2 Gatekeeper architecture
2.1 Overview of our accelerator architecture
Based on the discussion provided in the Supplementary Material, Section 1.2, we introduce the first specialized FPGA-friendly hardware architecture for a new alignment filtering algorithm. The overall architecture, implementation details and flowchart representation of GateKeeper are discussed in the Supplementary Material, Section 1.3.1. Our current filter implementation relies on several optimization methods to create a robust and efficient filtering approach. At both the design and implementation stages, we satisfy several requirements: (i) Ensuring a lossless filtering algorithm by preserving all correct mappings. (ii) Supporting both Hamming distance and edit distance. The Hamming distance is a special case of the edit-distance. It is defined as the minimum number of substitutions required to change the read into the reference segment. The Hamming distance is computed in linear time. (iii) Examining the alignment between a read and a reference segment in a fast and efficient way (in terms of execution time and required resources).
2.2 Parallelization
GateKeeper is designed to utilize the large amounts of parallelism offered by FPGA architectures (Aluru and Jammula, 2014; Herbordt et al., 2007; Trimberger, 2015). The use of FPGAs can yield significant performance improvements, especially for massively parallel algorithms. FPGAs are the most commonly used form of reconfigurable hardware engines today, and their computational capabilities are greatly increasing every generation due to increased number of transistors on the FPGA chip. An FPGA chip can be programmed (i.e. configured) to include a very large number of hardware execution units that are custom-tailored to the problem at hand. We take advantage of the fact that alignment filtering of one read is inherently independent of filtering of another read. We therefore can examine many reads in a parallel fashion. In particular, instead of handling each read in a sequential manner, as CPU-based filters (e.g. SHD) do, we can process a large number of reads at the same time by integrating as many hardware filtering processing cores as possible (constrained by chip area) in the FPGA chip. Each processing core is a complete alignment filter and can handle a single read at a time. We use the term ‘processing core’ in this paper to refer to the entire operation of the filtering process involved in GateKeeper. Processing cores are part of our architecture and are unrelated to the term ‘CPU cores’ or ‘threads’.
2.3 GateKeeper processing core
Our primary purpose is to enhance the state-of-the-art SHD alignment filter such that we can greatly accelerate pre-alignment by taking advantage of the capabilities and parallelism of FPGAs. To achieve our goal, we design an algorithm inspired by SHD to reduce both the utilized resources and the execution time. These optimizations enable us to integrate more processing cores within the FPGA chip and hence examine many alignments at the same time. We present three new methods that we use in each GateKeeper processing core to improve execution time. Our first method introduces a new algorithmic method for performing alignment very rapidly compared to the original SHD. This method provides: (1) fast detection for exact matching alignment and (2) handling of one or more base-substitutions. Our second method supports calculating the edit distance with a new, very efficient hardware design. Our third method addresses the problem of hardware resource overheads introduced due to the use of FPGA as an acceleration platform. We provide the workflow of GateKeeper including the three optimization methods in the Supplementary Material, Figure S8. All features are implemented within the filtering processing core hardware and thus are performed highly efficiently. Next, we describe the three new methods.

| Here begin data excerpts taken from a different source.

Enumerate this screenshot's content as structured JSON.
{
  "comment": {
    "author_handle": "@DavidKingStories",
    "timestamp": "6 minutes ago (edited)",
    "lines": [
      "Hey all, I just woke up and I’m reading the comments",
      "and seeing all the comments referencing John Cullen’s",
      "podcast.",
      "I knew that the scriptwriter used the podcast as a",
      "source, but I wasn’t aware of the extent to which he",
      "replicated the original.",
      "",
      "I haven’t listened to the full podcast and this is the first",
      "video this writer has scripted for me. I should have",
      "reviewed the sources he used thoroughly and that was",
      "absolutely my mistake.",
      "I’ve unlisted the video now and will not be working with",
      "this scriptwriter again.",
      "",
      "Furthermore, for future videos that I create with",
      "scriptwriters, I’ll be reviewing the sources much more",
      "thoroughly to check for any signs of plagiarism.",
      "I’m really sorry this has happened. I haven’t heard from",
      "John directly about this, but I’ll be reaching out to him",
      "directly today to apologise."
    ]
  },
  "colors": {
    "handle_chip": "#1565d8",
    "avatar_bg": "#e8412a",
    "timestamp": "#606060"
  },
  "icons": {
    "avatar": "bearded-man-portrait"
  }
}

2.3.1 Method 1: Fast approximate string matching
We first discuss how to examine the alignment of reads against the reference sequence with a given Hamming distance threshold, and later extend our solution to support edit distance. Our first method aims to quickly detect the obviously-correct alignments that contain no edits or only few substitutions (i.e. less than the user-defined threshold). If the first method detects a correct alignment, then we can skip the other two methods but we still need the optimal alignment algorithms. A read is mappable if the Hamming distance between the read and its seed location does not exceed the given Hamming distance threshold. Hence, the first step is to identify all bp matches by calculating what we call a Hamming mask. The Hamming mask is a bit-vector of ‘0’s and ‘1’s representing the comparison of the read and the reference, where a ‘0’ represents a bp match and a ‘1’ represents a bp mismatch. We need to count only occurrences of ‘1’ in the Hamming mask and examine whether their total number is equal to or less than the user-defined Hamming distance threshold. If so, the mapping is considered to be valid and the read passes the filter. Similarly, if the total number of ‘1’ is greater than the Hamming distance threshold then we cannot be certain whether this is because of the high number of substitutions, or there exist insertions and/or deletions; hence, we need to follow the rest of our algorithm. Our filter can detect not only substitutions but also insertions and deletions in an efficient way, as we discuss next.
2.3.2 Method 2: Insertion and deletion (indel) detection
Our indel detection algorithm is inspired by the original SHD algorithm presented in (Xin et al., 2015). If the substitution detection rejects an alignment, then GateKeeper checks if an insertion or deletion causes the violation (i.e. high number of edits). Figure 1 illustrates the effect of occurrence of edits on the alignment process. If there are one or more base-substitutions or the alignment is exact matching, the matching and mismatching regions can be accurately determined using Hamming distance. As the substitutions have no effect on the alignment of subsequent bases, the number of edits is equivalent to the number of ‘1’s in the resulting Hamming mask. On the other hand, each insertion and deletion can shift multiple trailing bases and create multiple edits in the Hamming mask. Thus, pairwise comparison (bitwise XOR) between the bases of the read and the reference segment is not sufficient. Our indel detection method identifies whether the alignment locations of a read are valid, by shifting individual bases. We need to perform E incremental shifts to the right direction to detect any read that has E deletions, where E is the edit distance threshold. The right shift process guarantees to cancel the effect of deletion. Similarly, we need to perform E incremental shifts to the left direction to detect any read that has E insertions. As we do not have prior knowledge about whether there exist insertions, or deletions, or both, we need to test for every possible case in our algorithm. Thus, GateKeeper generates 2E Hamming masks regardless the source of the edit. Each mask is generated after incrementally shifting the candidate read against the reference and performing pairwise comparison (i.e. bitwise XOR operation). A segment of consecutive matches in the one-step right-shifted mask indicates that there is a single deletion that occurred in the read sequence.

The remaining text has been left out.